Peter began his boating career at a very young age. He was given an 8ft dinghy with a 1hp outboard motor as a child, but it wasn’t long before Peter had converted it – with a sugar bag for a sail, hung off a broomstick for a mast. In the ensuing years he graduated from dinghies to keelboats, culminating with the launching of his Alden-designed 41ft yawl,Wayfarer, in 1942.
In 1944 Peter co-founded the CYCA with his friend Charlie Cooper, and in June that year a group of eight yachtsmen met at Monte Luke’s studio in Castlereagh Street and conducted the first meeting. The fact that the club’s intended cruise from Sydney to Hobart became a race is now well known. In May 1945, British naval officer Commander John Illingworth addressed a meeting of the club, and when asked to join a planned cruise to Hobart is alleged to have said “Why don’t we make a race of it?” The rest is history. Peter Luke set a record in that race that still stands today – the longest-ever time to finish the 628 nautical mile course, 11 days 6 hours 20 minutes.

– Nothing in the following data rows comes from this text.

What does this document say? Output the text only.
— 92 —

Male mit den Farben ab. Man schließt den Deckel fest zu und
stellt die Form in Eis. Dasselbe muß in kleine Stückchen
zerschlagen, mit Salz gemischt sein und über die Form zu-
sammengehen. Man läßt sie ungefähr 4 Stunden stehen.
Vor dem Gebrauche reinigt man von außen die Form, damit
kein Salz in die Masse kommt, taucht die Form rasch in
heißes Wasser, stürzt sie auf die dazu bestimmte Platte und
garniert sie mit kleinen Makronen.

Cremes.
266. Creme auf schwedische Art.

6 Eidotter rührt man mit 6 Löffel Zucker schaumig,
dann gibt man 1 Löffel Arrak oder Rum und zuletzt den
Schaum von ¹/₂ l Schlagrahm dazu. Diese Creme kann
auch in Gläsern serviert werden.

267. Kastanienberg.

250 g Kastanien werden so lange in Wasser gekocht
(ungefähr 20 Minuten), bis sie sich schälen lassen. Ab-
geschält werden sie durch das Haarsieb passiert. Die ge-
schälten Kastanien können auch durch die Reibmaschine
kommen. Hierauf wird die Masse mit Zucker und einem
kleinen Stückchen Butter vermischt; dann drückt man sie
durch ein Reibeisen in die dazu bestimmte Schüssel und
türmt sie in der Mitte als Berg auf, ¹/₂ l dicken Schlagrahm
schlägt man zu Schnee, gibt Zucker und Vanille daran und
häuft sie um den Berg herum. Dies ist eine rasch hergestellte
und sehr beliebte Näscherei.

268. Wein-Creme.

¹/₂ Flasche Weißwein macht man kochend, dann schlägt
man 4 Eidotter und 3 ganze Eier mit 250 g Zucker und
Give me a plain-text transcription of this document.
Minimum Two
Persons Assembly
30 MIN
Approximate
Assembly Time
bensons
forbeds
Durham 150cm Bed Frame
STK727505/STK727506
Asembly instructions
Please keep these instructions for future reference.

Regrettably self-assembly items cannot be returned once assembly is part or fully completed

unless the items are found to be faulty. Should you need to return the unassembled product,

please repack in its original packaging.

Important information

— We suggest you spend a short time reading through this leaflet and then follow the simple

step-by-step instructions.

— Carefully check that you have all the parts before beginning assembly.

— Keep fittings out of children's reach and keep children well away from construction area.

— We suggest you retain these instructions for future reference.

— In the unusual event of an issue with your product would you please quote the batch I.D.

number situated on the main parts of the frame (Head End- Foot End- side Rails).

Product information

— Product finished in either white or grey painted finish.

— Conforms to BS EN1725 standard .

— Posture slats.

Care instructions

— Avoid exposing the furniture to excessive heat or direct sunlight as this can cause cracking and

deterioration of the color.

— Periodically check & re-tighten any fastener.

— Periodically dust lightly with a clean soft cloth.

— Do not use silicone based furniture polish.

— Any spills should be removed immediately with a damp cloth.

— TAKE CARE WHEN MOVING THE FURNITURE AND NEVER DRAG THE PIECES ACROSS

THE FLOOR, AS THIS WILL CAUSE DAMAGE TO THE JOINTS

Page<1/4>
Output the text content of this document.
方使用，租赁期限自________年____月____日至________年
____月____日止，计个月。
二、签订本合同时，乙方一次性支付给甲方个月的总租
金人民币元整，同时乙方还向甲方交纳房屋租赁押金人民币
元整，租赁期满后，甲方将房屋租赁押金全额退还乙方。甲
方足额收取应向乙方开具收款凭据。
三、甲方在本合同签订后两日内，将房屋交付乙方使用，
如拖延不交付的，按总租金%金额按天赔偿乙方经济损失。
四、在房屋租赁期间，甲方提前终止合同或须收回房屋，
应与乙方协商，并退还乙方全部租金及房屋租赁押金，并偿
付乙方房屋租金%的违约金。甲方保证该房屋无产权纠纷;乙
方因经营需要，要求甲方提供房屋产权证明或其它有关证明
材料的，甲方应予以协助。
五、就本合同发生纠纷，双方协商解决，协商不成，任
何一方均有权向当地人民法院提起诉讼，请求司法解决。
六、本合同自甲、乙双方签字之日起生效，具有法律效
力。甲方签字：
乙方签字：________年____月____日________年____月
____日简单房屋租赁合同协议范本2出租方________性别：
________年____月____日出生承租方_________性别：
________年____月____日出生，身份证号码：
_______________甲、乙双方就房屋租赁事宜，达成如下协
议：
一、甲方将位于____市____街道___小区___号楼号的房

Peter gave up a career in photography in the mid-1960s and for several years held a number of jobs in the marine industry before retiring about 1975 to Port Stephens with his second wife Monnie and Wayfarer, living aboard the yacht while they found a place to live. He is survived by Monnie, and her daughter Pauline, his first wife Betty, and their two children Lindy and Roland.